181209 opec oil
Image Credit: AP

London: Oil rose on renewed optimism that production cuts announced by the Opec+ coalition will rebalance the market, while a giant Libyan field remained shut and US inventories were estimated to have shrunk.

Futures in New York gained 0.8 per cent after slumping 3.1 per cent Monday amid uncertainty over how the Opec+ curbs would be implemented.

Saudi Arabia has said it plans to slash output to about 10.2 million barrels a day in January, down 900,000 a day from November — a cut equivalent to the entire production of a country like Libya. Meanwhile, Libya itself kept its largest oilfield offline.

Crude has sunk about 30 per cent from a four-year high in early October, with volatility reaching a two-year high last month. While analysts from Goldman Sachs Group Inc to Morgan Stanley are optimistic the Opec+ curbs will bring relief to the market, they’re concerned over the longer-term effectiveness of the pact. Consultant Petromatrix GmbH on Tuesday had a more positive view.

“Saudi Arabia is reducing its exports and it is less crude oil that will be available to the market,” said Olivier Jakob, managing director at Petromatrix in Zug, Switzerland. “For now it has been discounted, but when you add this to the disruptions in Libya, I think it can have an impact.”
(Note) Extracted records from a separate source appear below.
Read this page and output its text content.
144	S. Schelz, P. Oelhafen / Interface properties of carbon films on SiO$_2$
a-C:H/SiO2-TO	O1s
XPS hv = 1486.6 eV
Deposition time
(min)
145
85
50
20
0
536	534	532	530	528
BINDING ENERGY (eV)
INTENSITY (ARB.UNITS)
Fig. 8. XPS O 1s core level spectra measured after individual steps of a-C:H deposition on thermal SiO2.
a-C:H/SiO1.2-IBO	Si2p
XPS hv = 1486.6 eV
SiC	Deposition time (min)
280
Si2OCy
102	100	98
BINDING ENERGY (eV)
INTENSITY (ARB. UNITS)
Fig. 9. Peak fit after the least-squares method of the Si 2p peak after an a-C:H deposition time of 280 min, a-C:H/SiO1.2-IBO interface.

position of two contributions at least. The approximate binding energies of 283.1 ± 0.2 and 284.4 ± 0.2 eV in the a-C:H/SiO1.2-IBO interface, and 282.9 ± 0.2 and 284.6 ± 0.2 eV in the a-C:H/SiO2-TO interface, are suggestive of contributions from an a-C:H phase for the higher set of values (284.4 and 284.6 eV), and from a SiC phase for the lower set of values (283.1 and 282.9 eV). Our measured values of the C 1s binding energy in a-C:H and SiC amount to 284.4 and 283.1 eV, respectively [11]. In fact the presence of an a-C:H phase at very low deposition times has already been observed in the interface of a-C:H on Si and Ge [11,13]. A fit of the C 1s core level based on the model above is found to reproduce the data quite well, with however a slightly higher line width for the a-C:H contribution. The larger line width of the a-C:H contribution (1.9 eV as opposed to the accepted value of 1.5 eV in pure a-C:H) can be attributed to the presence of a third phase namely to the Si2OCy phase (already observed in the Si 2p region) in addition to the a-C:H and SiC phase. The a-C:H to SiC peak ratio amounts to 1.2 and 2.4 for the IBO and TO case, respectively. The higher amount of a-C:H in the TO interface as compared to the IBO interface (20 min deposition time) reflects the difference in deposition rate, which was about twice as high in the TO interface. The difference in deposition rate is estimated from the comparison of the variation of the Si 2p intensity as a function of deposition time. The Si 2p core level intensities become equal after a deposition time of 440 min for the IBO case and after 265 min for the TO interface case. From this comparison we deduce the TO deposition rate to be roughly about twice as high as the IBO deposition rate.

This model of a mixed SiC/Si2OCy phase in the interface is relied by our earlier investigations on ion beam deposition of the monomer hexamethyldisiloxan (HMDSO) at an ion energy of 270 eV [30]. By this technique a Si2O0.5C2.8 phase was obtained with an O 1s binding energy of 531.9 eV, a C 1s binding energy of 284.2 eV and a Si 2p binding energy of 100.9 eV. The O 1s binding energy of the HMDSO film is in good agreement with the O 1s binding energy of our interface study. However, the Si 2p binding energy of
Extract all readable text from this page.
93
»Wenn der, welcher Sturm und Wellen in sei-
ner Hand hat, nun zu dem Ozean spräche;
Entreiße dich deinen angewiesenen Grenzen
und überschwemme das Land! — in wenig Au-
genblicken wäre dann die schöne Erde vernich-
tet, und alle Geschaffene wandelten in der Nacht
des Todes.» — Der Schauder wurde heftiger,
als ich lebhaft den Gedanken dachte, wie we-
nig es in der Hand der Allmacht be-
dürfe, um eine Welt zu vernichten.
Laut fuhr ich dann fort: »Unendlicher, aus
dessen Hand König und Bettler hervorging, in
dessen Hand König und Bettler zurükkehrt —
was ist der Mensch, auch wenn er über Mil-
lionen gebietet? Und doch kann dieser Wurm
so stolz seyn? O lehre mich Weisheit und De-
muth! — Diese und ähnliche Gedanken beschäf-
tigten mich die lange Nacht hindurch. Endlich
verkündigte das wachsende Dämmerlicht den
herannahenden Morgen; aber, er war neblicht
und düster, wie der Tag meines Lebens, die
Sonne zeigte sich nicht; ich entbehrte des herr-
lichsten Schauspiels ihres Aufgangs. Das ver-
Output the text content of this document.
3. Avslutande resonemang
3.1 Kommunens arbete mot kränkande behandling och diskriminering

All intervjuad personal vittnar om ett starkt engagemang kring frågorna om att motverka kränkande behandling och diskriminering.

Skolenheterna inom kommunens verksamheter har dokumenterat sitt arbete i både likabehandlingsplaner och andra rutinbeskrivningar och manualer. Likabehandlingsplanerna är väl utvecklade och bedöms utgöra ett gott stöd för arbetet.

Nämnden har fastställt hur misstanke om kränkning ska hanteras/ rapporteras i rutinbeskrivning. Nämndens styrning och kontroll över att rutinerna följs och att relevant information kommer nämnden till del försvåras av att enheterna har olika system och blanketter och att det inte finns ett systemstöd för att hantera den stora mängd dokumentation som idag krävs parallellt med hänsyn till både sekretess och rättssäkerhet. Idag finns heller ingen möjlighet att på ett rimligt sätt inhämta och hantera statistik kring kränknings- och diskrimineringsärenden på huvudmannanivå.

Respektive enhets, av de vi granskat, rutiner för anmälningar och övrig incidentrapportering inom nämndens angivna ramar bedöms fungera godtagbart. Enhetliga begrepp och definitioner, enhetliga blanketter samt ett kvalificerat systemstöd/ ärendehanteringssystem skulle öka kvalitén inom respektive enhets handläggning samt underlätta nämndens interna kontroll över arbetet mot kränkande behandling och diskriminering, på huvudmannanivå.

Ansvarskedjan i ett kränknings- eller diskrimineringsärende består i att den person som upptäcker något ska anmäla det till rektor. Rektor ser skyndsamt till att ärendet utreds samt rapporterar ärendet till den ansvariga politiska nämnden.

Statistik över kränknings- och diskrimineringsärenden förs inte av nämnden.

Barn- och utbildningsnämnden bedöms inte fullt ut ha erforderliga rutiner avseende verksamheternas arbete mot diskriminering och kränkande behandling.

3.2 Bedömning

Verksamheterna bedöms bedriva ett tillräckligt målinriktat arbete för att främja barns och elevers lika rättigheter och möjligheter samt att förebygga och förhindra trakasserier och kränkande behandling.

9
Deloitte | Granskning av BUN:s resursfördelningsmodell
West Texas Intermediate (WTI) for January delivery rose 40 cents to $51.40 a barrel on the New York Mercantile Exchange at 11.20am London time, after tumbling $1.61 on Monday. Total volume traded was 34 per cent above the 100-day average.

Brent for February settlement climbed 45 cents to $60.42 a barrel on London’s ICE Futures Europe exchange, after sliding $1.70 on Monday. The global benchmark crude traded at an $8.80 premium to WTI for the same month.

Libya declared force majeure at its largest oilfield, Sharara, after an armed group forced a production halt. The shutdown will result in an output loss of 315,000 barrels a day, state producer National Oil Corp said on its website.

Meanwhile, in the US, crude inventories probably declined by 3.5 million barrels last week, according to a Bloomberg survey before government data on Wednesday.